“El mago hizo un gesto y desapareció el hambre, hizo otro gesto y desapareció la injusticia, hizo otro gesto y se acabó la guerra. El político hizo un gesto y despareció el mago”.
Woody Allen
Creíamos con ingenuidad, aunque con no poca desconfianza, que Iván Duque era un principiante inexperto con ideas nuevas y actualizadas; que como joven estaba a tono con el mundo de hoy, que vivía en el 2018. Que la experiencia que acreditaba, buena parte de ella falsa, lo que ya era sospechoso e indecente para alguien que quería ser presidente, serviría para conducir este país por senderos menos oscuros, sin turbulencias, sin sobresaltos.
Sabíamos de antemano que los cambios serían fuertes. Pero imaginábamos que serían futuristas, considerando se trataba de un hombre novato, que parecía tener las ideas claras y la concepción del Estado acorde con los tiempos actuales, en los que la naturaleza es la que manda, el medio ambiente no es más un servil entrometido que se coló en el paseo.
Pensábamos que la economía tenía que dinamizarse, pero no a costa de castigar con más impuestos a la clase trabajadora, a esos que ponen la mano de obra y ganan menos, para poder financiar a los dueños del capital, que son en definitiva los que mandan, asustando a los gobiernos y a sus representantes, con el cuento de que hacerlos pagar tributos los obligaría a buscar otros lugares y se fugarían ellos con sus capitales.
Pero la sorpresa no se hizo esperar. Desde el momento de la posesión fue claro el mensaje de un nuevo y agresivo aquelarre político, con el poder en manos de un grupo de radicales, que quieren revitalizar nuestro país asfixiándolo. El mensaje del presidente del Senado fue un insulto a la razón y a la institucionalidad, porque se supone que representaba la bienvenida a quien se posesionaría como presidente. No, aquí, un cuasi analfabeta, lleno de pasión y bien amaestrado, soltó un discurso lleno de veneno y odio, para desacreditar al que terminaba, no para aclamar al que iba a comenzar.

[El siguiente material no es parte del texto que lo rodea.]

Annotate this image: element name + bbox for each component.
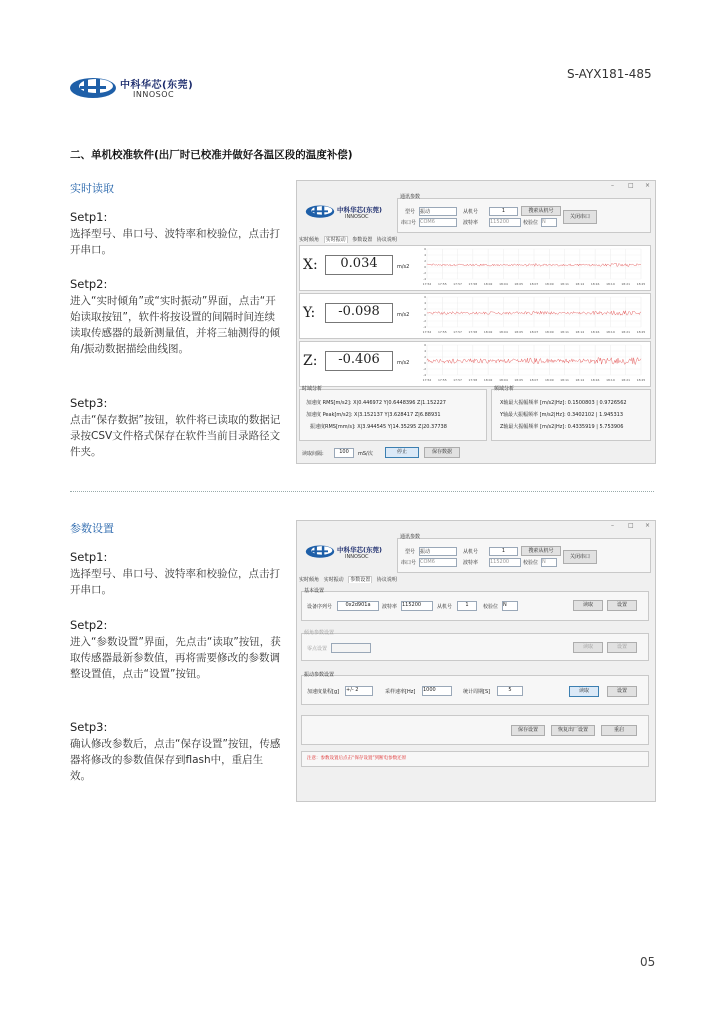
time-tick-label: 18:25 [636,330,646,334]
rms-label: 加速度 RMS[m/s2]: [306,400,352,406]
tilt-settings-title: 倾角参数设置 [304,630,335,636]
baud-label: 波特率 [463,220,479,226]
range-label: 加速度量程[g] [307,689,340,695]
y-tick-label: 6 [424,343,426,347]
y-axis-unit: m/s2 [397,312,410,318]
minimize-icon[interactable]: – [611,182,614,189]
time-tick-label: 18:02 [483,330,493,334]
search-slave-button[interactable]: 搜索从机号 [521,546,561,556]
save-note: 注意：参数设置后点击“保存设置”到断电参数还原 [307,756,407,761]
freq-z-value: 0.4335919 | 5.753906 [567,424,624,430]
time-tick-label: 18:05 [514,282,524,286]
time-tick-label: 18:09 [544,330,554,334]
x-axis-chart [419,247,647,287]
param-parity-label: 校验位 [483,604,499,610]
save-data-button[interactable]: 保存数据 [424,447,460,458]
tab-realtime-vibration[interactable]: 实时振动 [325,237,346,243]
y-tick-label: -2 [423,319,426,323]
close-icon[interactable]: × [645,522,651,529]
velocity-z: Z|20.37738 [417,424,447,430]
part2-step2-head: Setp2: [70,618,108,632]
time-tick-label: 17:52 [422,378,432,382]
app-logo-icon [303,203,337,219]
stop-button[interactable]: 停止 [385,447,419,458]
time-tick-label: 18:07 [529,282,539,286]
part2-step3-head: Setp3: [70,720,108,734]
slave-input[interactable]: 1 [489,207,518,216]
baud-label: 波特率 [463,560,479,566]
brand-name-en: INNOSOC [133,90,175,99]
time-tick-label: 18:16 [590,378,600,382]
time-tick-label: 18:19 [606,378,615,382]
interval-unit: mS/次 [358,451,373,457]
tab-param-settings[interactable]: 参数设置 [350,577,371,583]
port-label: 串口号 [401,220,417,226]
y-tick-label: 0 [424,313,426,317]
vibration-set-button[interactable]: 设置 [607,686,637,697]
close-port-button[interactable]: 关闭串口 [563,210,597,224]
freq-y-value: 0.3402102 | 1.945313 [567,412,623,418]
param-baud-label: 波特率 [382,604,398,610]
main-tabs [299,236,400,243]
time-tick-label: 18:11 [560,378,569,382]
period-input[interactable]: 5 [497,686,523,696]
time-tick-label: 18:14 [575,330,585,334]
zero-label: 零点设置 [307,646,328,652]
tab-realtime-tilt[interactable]: 实时倾角 [299,577,320,583]
company-logo-icon [68,74,118,100]
peak-row [306,411,441,418]
freq-analysis-title: 频域分析 [494,386,515,392]
rate-select[interactable]: 1000 [422,686,452,696]
time-tick-label: 18:04 [499,378,508,382]
page-number: 05 [640,955,656,969]
x-axis-label: X: [303,257,318,273]
freq-z-label: Z轴最大振幅频率 [m/s2|Hz]: [500,424,567,430]
tab-protocol[interactable]: 协议说明 [376,577,397,583]
time-tick-label: 18:16 [590,282,600,286]
time-analysis-title: 时域分析 [302,386,323,392]
time-tick-label: 18:25 [636,282,646,286]
part2-step1-body: 选择型号、串口号、波特率和校验位，点击打开串口。 [70,568,280,596]
time-tick-label: 17:57 [453,330,462,334]
y-tick-label: 0 [424,361,426,365]
vibration-read-button[interactable]: 读取 [569,686,599,697]
part2-step2-body: 进入“参数设置”界面，先点击“读取”按钮，获取传感器最新参数值，再将需要修改的参数调整设置值，点击“设置”按钮。 [70,636,281,680]
brand-name-cn: 中科华芯(东莞) [120,80,194,91]
y-tick-label: 2 [424,259,426,263]
freq-x-value: 0.1500803 | 0.9726562 [567,400,627,406]
velocity-y: Y|14.35295 [387,424,417,430]
close-port-button[interactable]: 关闭串口 [563,550,597,564]
tab-protocol[interactable]: 协议说明 [376,237,397,243]
param-slave-label: 从机号 [437,604,453,610]
time-tick-label: 17:55 [437,282,447,286]
time-tick-label: 18:05 [514,378,524,382]
param-baud-select[interactable]: 115200 [401,601,433,611]
part1-title: 实时读取 [70,182,114,195]
time-tick-label: 17:52 [422,330,432,334]
tab-realtime-vibration[interactable]: 实时振动 [323,577,344,583]
y-axis-value: -0.098 [325,303,393,323]
comm-params-title: 通讯参数 [400,534,421,540]
baud-select[interactable]: 115200 [489,558,521,567]
peak-label: 加速度 Peak[m/s2]: [306,412,353,418]
time-tick-label: 18:09 [544,282,554,286]
param-slave-input[interactable]: 1 [457,601,477,611]
time-tick-label: 18:19 [606,330,615,334]
y-axis-label: Y: [303,305,316,321]
y-tick-label: -2 [423,271,426,275]
time-tick-label: 18:21 [621,330,631,334]
section-divider [70,491,654,492]
part1-step1-head: Setp1: [70,210,108,224]
time-tick-label: 17:55 [437,330,447,334]
freq-y-row [500,411,623,418]
y-tick-label: 2 [424,307,426,311]
serial-input[interactable]: 0x2d901a [337,601,379,611]
rms-z: Z|1.152227 [417,400,446,406]
restart-button[interactable]: 重启 [601,725,637,736]
y-tick-label: -4 [423,277,426,281]
part1-step2-head: Setp2: [70,277,108,291]
time-tick-label: 18:09 [544,378,554,382]
time-tick-label: 17:58 [468,378,478,382]
model-select[interactable]: 振动 [419,547,457,556]
part1-step3-body: 点击“保存数据”按钮，软件将已读取的数据记录按CSV文件格式保存在软件当前目录路径文件夹。 [70,414,281,458]
y-tick-label: -2 [423,367,426,371]
slave-input[interactable]: 1 [489,547,518,556]
app-logo-icon [303,543,337,559]
time-tick-label: 18:25 [636,378,646,382]
tab-param-settings[interactable]: 参数设置 [352,237,373,243]
factory-reset-button[interactable]: 恢复出厂设置 [551,725,595,736]
port-label: 串口号 [401,560,417,566]
serial-label: 设备序列号 [307,604,333,610]
close-icon[interactable]: × [645,182,651,189]
parity-select[interactable]: N [541,218,557,227]
rms-y: Y|0.6448396 [383,400,416,406]
part1-step2-body: 进入“实时倾角”或“实时振动”界面，点击“开始读取按钮”，软件将按设置的间隔时间连续读取传感器的最新测量值，并将三轴测得的倾角/振动数据描绘曲线图。 [70,295,280,355]
param-parity-select[interactable]: N [502,601,518,611]
time-tick-label: 18:14 [575,282,585,286]
velocity-label: 振速度RMS[mm/s]: [310,424,356,430]
range-select[interactable]: +/- 2 [345,686,373,696]
peak-z: Z|6.88931 [414,412,441,418]
y-axis-chart [419,295,647,335]
time-tick-label: 18:21 [621,282,631,286]
y-tick-label: 0 [424,265,426,269]
peak-x: X|3.152137 [353,412,383,418]
time-tick-label: 18:02 [483,282,493,286]
minimize-icon[interactable]: – [611,522,614,529]
baud-select[interactable]: 115200 [489,218,521,227]
slave-label: 从机号 [463,209,479,215]
time-tick-label: 17:57 [453,378,462,382]
part1-step1-body: 选择型号、串口号、波特率和校验位，点击打开串口。 [70,228,280,256]
slave-label: 从机号 [463,549,479,555]
y-tick-label: 2 [424,355,426,359]
y-tick-label: 6 [424,295,426,299]
freq-x-label: X轴最大振幅频率 [m/s2|Hz]: [500,400,567,406]
app-window-params [296,520,656,802]
time-tick-label: 18:21 [621,378,631,382]
z-axis-label: Z: [303,353,318,369]
basic-settings-title: 基本设置 [304,588,325,594]
app-brand-cn: 中科华芯(东莞) [337,546,382,554]
time-tick-label: 18:14 [575,378,585,382]
basic-read-button[interactable]: 读取 [573,600,603,611]
parity-label: 校验位 [523,220,539,226]
app-brand-cn: 中科华芯(东莞) [337,206,382,214]
port-select[interactable]: COM6 [419,218,457,227]
time-tick-label: 18:07 [529,330,539,334]
app-brand-en: INNOSOC [345,214,369,220]
z-axis-chart [419,343,647,383]
freq-z-row [500,423,623,430]
rms-row [306,399,446,406]
y-tick-label: 4 [424,301,426,305]
freq-x-row [500,399,627,406]
time-tick-label: 17:57 [453,282,462,286]
save-settings-button[interactable]: 保存设置 [511,725,545,736]
time-tick-label: 17:52 [422,282,432,286]
parity-label: 校验位 [523,560,539,566]
rate-label: 采样速率[Hz] [385,689,416,695]
app-window-realtime [296,180,656,464]
y-tick-label: 4 [424,253,426,257]
main-tabs [299,576,400,583]
model-label: 型号 [405,209,416,215]
tilt-read-button[interactable]: 读取 [573,642,603,653]
comm-params-title: 通讯参数 [400,194,421,200]
velocity-x: X|3.944545 [357,424,387,430]
tab-realtime-tilt[interactable]: 实时倾角 [299,237,320,243]
time-tick-label: 18:04 [499,282,508,286]
model-select[interactable]: 振动 [419,207,457,216]
period-label: 统计周期[S] [463,689,491,695]
model-label: 型号 [405,549,416,555]
rms-x: X|0.446972 [353,400,383,406]
document-code: S-AYX181-485 [567,67,652,81]
part2-step3-body: 确认修改参数后，点击“保存设置”按钮，传感器将修改的参数值保存到flash中，重启生效。 [70,738,281,782]
time-tick-label: 18:02 [483,378,493,382]
time-tick-label: 18:04 [499,330,508,334]
parity-select[interactable]: N [541,558,557,567]
time-tick-label: 17:55 [437,378,447,382]
y-tick-label: -4 [423,325,426,329]
interval-label: 读取间隔: [302,451,324,457]
search-slave-button[interactable]: 搜索从机号 [521,206,561,216]
maximize-icon[interactable]: □ [628,522,634,529]
time-tick-label: 18:16 [590,330,600,334]
interval-input[interactable]: 100 [334,448,354,458]
z-axis-value: -0.406 [325,351,393,371]
time-tick-label: 18:19 [606,282,615,286]
time-tick-label: 18:07 [529,378,539,382]
section-title: 二、单机校准软件(出厂时已校准并做好各温区段的温度补偿) [70,149,353,161]
freq-y-label: Y轴最大振幅频率 [m/s2|Hz]: [500,412,566,418]
z-axis-unit: m/s2 [397,360,410,366]
y-tick-label: 4 [424,349,426,353]
part2-step1-head: Setp1: [70,550,108,564]
time-tick-label: 18:05 [514,330,524,334]
tilt-set-button[interactable]: 设置 [607,642,637,653]
time-tick-label: 17:58 [468,282,478,286]
zero-select[interactable] [331,643,371,653]
y-tick-label: -4 [423,373,426,377]
app-brand-en: INNOSOC [345,554,369,560]
actions-group [301,715,649,745]
x-axis-unit: m/s2 [397,264,410,270]
peak-y: Y|3.628417 [384,412,414,418]
x-axis-value: 0.034 [325,255,393,275]
y-tick-label: 6 [424,247,426,251]
port-select[interactable]: COM6 [419,558,457,567]
maximize-icon[interactable]: □ [628,182,634,189]
part2-title: 参数设置 [70,522,114,535]
vibration-settings-title: 振动参数设置 [304,672,335,678]
part1-step3-head: Setp3: [70,396,108,410]
time-tick-label: 17:58 [468,330,478,334]
time-tick-label: 18:11 [560,282,569,286]
velocity-row [310,423,447,430]
time-tick-label: 18:11 [560,330,569,334]
basic-set-button[interactable]: 设置 [607,600,637,611]
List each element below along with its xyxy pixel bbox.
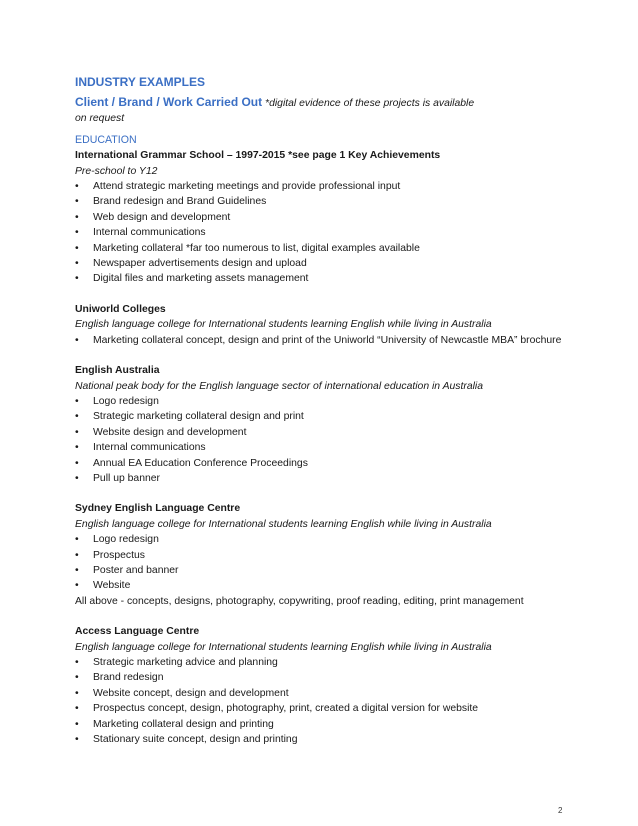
list-item: • Marketing collateral design and printing (75, 717, 575, 732)
document-page (75, 74, 575, 762)
client-note-continued: on request (75, 113, 125, 125)
org-name: International Grammar School – 1997-2015 *see page 1 Key Achievements (75, 150, 441, 162)
list-item: • Website design and development (75, 425, 575, 440)
section-uniworld (75, 302, 575, 348)
list-item: • Website concept, design and development (75, 686, 575, 701)
education-label: EDUCATION (75, 133, 137, 146)
list-item: • Poster and banner (75, 563, 575, 578)
list-item: • Prospectus concept, design, photography, print, created a digital version for website (75, 701, 575, 716)
org-name: Sydney English Language Centre (75, 503, 241, 515)
industry-examples-heading: INDUSTRY EXAMPLES (75, 75, 206, 89)
list-item: • Logo redesign (75, 394, 575, 409)
section-footer-note: All above - concepts, designs, photography, copywriting, proof reading, editing, print management (75, 595, 524, 607)
list-item: • Annual EA Education Conference Proceedings (75, 456, 575, 471)
bullet-list (75, 532, 575, 594)
org-description: English language college for International students learning English while living in Australia (75, 319, 492, 331)
section-international-grammar (75, 148, 575, 287)
list-item: • Website (75, 578, 575, 593)
list-item: • Web design and development (75, 210, 575, 225)
list-item: • Digital files and marketing assets management (75, 271, 575, 286)
bullet-list (75, 394, 575, 486)
org-name: Uniworld Colleges (75, 303, 166, 315)
client-note: *digital evidence of these projects is available (265, 98, 475, 109)
list-item: • Prospectus (75, 548, 575, 563)
client-heading-line (75, 94, 575, 111)
list-item: • Newspaper advertisements design and upload (75, 256, 575, 271)
list-item: • Strategic marketing collateral design and print (75, 409, 575, 424)
list-item: • Internal communications (75, 440, 575, 455)
bullet-list (75, 179, 575, 287)
list-item: • Strategic marketing advice and planning (75, 655, 575, 670)
org-description: National peak body for the English language sector of international education in Australia (75, 380, 483, 392)
org-description: English language college for International students learning English while living in Australia (75, 641, 492, 653)
list-item: • Attend strategic marketing meetings and provide professional input (75, 179, 575, 194)
list-item: • Brand redesign and Brand Guidelines (75, 194, 575, 209)
list-item: • Marketing collateral *far too numerous to list, digital examples available (75, 241, 575, 256)
section-sydney-english (75, 501, 575, 609)
bullet-list (75, 333, 575, 348)
org-name: Access Language Centre (75, 626, 200, 638)
list-item: • Marketing collateral concept, design and print of the Uniworld “University of Newcastle MBA” brochure (75, 333, 575, 348)
section-english-australia (75, 363, 575, 486)
list-item: • Brand redesign (75, 670, 575, 685)
page-number: 2 (558, 806, 563, 815)
org-description: English language college for International students learning English while living in Australia (75, 518, 492, 530)
list-item: • Stationary suite concept, design and printing (75, 732, 575, 747)
list-item: • Logo redesign (75, 532, 575, 547)
org-description: Pre-school to Y12 (75, 165, 158, 177)
org-name: English Australia (75, 365, 160, 377)
section-access-language (75, 624, 575, 747)
client-heading: Client / Brand / Work Carried Out (75, 95, 263, 109)
list-item: • Internal communications (75, 225, 575, 240)
list-item: • Pull up banner (75, 471, 575, 486)
bullet-list (75, 655, 575, 747)
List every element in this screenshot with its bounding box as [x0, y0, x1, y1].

Un discurso lleno de verdades a medias y acomodadas, repleto de mentiras completas, que causaron sorpresa entre todos los que estuvieron presentes, excepto los del grupo del que redactó el discurso, que cree sigue siendo presidente, aunque ya no lo sea; uno que no tiene la dignidad de pasar a buen retiro, porque sabe el agua que lo moja y tiene que buscar burladeros en protecciones especiales, al mejor estilo Menem o Kirchner. La historia, que suele ser testamentaria, le cobrará con intereses de usurera, su felonía y atrevimiento, su capacidad inagotable para hacer explosivo todo lo que lo rodea, de dividirnos entre los “buenos” que lo siguen y los malos “terroristas” que no le creemos algo.
No le creemos, los que conocemos su historia desde que era un mocoso en un pueblo de la montaña, en el que su padre vendía aperos, fustas, zurriagos, ganado y mulas al menudeo, que eso no es delito, en sus correría entre Salgar y Supía, antes de que heredara cantidades incontables de tierras en Córdoba, conseguidas por un hijo narcotraficante, Luis Gonzalo, que desapareció en el Atlántico con un cargamento de droga.
Entonces se produce lo inimaginable, cuando todos los días se toma una medida más impopular que la otra; una determinación que no dinamiza la economía, que por el contrario la estanca; una aparente transformación de la clase política, con un discurso que no se cumple en Colombia, “El que la hace la paga”, cuando estamos viendo a escasos 37 días de su posesión, que aquí no la pagan sino los débiles, que la justicia es para los de ruana, que los fuertes no tienen sanciones acordes con sus delitos, en un ejemplo que nos debe producir vergüenza, cuando vemos las acciones tomadas contra los corruptos entre nuestros vecinos al sur o con los habitantes en otras latitudes, en los que el honor de un político no puede estar en entredicho, ni su transparencia puede ser un simple ardid de opacidad con maquillaje.
Acabar con el programa educativo para los menos beneficiados; privilegiar la educación privada sobre la pública; torpedear los primeros pasos dados en la búsqueda de la esquiva paz que tanta falta nos hace; nombrar en los organismos del Estado, no a los mejores representantes de las nuevas generaciones, sino reencauchar viejos burócratas que posan de paladines de la transformación, cuando tienen muchos cuestionamientos; nombrar una persona destituida por el C. de E., en representación de Colombia; dejar en manos de un cínico sin pudor la economía, son entre otras muchas determinaciones, con las que ya podríamos escribir folios enteros, un desatino institucional, un golpe artero a nuestra débil democracia.
Bien lo decía Confucio: “En un país bien gobernado debe inspirar vergüenza la pobreza. En un país mal gobernado debe inspirar vergüenza la riqueza”.